A Miller and a Rat discuss the theft of grain. The Rat lost.
L’Estrange version
A Miller took a huge over-grown Rat in his meal tub; and there was he laying the law to him about the lewdness of his life and conversation, and the abominable sin of stealing; but your thieving says he, is now come home to ye, and I shall e’n leave honest: Puss here to reckon with ye for all your rogueries. Alas Sir, says the poor Rat, I make no Trade on’t; and the miserable pittance that I take, is only from hand to mouth, and out of pure necessity to keep life and soul together: as the Rat pleaded hunger on the one hand, the Miller threw the matter of conscience and honesty in his teeth on the other, and preach’d to him upon the topick of a political convenience, in making such pilfering knaves examples for the publick good.
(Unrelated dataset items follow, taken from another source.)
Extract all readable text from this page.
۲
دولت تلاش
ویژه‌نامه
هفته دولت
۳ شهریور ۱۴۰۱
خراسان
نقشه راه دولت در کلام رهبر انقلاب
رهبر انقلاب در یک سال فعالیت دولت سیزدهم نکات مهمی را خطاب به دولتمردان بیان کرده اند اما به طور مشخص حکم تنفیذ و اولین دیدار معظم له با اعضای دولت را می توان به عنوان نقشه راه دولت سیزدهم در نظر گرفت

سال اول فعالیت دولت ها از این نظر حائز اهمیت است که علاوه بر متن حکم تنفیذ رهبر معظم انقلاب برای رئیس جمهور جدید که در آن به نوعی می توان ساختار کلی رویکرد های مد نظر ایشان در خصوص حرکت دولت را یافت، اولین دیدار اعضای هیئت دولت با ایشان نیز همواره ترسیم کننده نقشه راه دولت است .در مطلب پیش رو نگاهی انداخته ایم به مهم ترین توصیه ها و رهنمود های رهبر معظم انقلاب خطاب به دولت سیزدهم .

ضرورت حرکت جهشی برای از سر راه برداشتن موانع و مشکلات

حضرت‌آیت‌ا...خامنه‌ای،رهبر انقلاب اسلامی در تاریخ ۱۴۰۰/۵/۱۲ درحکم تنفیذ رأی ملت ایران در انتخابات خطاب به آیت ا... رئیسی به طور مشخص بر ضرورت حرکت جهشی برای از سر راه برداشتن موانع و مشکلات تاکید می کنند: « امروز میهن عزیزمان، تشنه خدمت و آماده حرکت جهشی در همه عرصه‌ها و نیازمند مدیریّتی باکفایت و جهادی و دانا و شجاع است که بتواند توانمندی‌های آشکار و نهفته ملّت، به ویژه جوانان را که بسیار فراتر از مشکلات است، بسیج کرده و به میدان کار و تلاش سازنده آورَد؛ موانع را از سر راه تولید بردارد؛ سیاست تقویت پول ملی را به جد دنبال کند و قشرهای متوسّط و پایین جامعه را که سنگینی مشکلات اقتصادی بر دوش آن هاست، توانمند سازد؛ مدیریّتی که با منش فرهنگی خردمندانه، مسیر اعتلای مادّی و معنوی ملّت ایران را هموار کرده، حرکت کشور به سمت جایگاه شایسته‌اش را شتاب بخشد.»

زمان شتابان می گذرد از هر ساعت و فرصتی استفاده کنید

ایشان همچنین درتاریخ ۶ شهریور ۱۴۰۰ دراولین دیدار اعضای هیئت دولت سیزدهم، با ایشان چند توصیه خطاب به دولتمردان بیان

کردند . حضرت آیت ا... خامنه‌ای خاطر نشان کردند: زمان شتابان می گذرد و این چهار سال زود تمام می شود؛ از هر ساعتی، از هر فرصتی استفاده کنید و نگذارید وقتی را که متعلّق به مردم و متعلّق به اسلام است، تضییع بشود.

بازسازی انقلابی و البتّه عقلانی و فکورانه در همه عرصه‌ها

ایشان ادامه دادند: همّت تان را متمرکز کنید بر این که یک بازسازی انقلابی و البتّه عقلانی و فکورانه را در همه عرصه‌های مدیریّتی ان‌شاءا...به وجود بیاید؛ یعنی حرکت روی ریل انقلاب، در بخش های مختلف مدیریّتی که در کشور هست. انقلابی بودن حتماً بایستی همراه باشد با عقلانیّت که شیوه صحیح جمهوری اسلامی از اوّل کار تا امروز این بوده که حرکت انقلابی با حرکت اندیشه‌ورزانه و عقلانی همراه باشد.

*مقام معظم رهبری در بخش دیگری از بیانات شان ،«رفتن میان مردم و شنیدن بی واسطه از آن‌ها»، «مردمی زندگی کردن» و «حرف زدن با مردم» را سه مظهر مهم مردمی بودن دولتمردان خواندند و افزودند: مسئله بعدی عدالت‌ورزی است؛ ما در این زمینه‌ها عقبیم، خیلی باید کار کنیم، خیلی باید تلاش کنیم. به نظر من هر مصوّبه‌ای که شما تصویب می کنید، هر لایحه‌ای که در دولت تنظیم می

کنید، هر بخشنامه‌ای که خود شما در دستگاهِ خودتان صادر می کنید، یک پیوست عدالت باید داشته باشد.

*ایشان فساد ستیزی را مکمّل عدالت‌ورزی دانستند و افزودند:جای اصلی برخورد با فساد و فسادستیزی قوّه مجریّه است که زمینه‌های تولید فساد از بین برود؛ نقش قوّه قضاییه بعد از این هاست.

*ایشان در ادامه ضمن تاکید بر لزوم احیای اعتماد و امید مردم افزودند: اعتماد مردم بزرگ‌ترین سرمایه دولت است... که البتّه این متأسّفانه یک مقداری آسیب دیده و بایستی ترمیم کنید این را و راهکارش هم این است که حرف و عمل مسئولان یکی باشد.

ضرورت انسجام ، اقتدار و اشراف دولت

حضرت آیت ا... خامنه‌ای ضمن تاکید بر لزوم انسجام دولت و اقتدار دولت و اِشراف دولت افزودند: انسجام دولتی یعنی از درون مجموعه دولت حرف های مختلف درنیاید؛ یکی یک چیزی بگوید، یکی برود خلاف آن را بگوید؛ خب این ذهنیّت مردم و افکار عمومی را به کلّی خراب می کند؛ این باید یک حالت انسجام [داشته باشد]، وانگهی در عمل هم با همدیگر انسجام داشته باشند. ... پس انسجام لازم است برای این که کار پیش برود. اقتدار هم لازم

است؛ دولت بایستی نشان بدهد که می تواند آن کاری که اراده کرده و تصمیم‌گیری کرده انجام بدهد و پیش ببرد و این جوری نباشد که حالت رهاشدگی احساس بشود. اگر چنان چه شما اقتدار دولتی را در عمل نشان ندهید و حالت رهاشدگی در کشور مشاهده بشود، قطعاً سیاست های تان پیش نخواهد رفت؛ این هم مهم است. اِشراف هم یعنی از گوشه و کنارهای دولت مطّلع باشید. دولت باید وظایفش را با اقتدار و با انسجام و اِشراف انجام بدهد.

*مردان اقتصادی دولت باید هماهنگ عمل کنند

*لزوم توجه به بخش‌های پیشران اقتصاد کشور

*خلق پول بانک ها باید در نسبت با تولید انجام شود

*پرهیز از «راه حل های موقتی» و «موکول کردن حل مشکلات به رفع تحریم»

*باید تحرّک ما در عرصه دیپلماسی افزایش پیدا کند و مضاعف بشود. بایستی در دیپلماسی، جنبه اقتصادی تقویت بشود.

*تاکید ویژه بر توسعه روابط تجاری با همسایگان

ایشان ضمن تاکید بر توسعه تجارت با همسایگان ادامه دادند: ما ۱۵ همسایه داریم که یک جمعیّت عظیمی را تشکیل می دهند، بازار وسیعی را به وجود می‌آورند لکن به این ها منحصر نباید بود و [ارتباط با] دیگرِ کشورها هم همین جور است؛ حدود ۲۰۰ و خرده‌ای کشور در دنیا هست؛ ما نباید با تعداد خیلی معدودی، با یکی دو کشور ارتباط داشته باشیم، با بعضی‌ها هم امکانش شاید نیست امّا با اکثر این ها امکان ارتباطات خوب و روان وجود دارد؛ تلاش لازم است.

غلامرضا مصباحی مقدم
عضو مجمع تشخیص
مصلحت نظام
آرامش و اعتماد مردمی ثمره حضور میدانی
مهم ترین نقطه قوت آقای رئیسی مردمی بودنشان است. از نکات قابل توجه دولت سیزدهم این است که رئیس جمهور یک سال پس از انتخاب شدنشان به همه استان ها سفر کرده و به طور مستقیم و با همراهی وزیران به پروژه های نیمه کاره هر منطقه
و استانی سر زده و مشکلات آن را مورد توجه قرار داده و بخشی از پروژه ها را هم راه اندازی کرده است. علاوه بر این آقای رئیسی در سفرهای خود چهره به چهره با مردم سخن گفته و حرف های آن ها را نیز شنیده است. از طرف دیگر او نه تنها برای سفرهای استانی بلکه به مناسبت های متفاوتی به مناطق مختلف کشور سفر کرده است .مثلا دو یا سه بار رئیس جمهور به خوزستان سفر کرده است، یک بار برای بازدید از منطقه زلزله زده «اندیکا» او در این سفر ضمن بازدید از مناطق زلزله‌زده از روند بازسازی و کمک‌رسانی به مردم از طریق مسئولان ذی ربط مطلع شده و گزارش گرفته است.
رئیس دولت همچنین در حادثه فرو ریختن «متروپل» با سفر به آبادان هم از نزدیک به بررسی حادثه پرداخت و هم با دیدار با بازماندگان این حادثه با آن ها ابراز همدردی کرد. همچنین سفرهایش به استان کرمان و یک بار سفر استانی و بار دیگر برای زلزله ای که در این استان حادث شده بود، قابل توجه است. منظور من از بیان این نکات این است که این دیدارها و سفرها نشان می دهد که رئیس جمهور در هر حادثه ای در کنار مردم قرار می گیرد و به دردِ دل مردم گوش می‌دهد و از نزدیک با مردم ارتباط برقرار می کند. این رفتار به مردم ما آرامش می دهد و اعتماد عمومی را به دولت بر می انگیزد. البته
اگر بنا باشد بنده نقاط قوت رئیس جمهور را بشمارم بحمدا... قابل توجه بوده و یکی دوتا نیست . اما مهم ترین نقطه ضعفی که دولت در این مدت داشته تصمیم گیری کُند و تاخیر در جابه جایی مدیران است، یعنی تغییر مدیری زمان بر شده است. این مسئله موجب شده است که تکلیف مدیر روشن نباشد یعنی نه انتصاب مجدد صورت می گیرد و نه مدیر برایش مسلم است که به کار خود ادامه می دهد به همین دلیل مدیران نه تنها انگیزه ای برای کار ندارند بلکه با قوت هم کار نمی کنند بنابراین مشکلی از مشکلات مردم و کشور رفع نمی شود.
Well, sir, says the Rat once again, but pray will you consider for your own sake, that this is your own case; and that you and I are both corn merchants, and of the same fraternity; nay, and that for one grain that I take, you take a thousand. This is not language, cries the Miller, in a rage, for an honest man to bear; but the best on’t is sirrah, your tongue’s no slander: so he turn’d the Cat loose upon him to do that which we call in the world an execution of justice.
Moral
‘Tis a piece of market policy, for people of a trade to bear hard one upon another, when it comes once to the question betwixt a couple of knaves, which is the honester man of the two.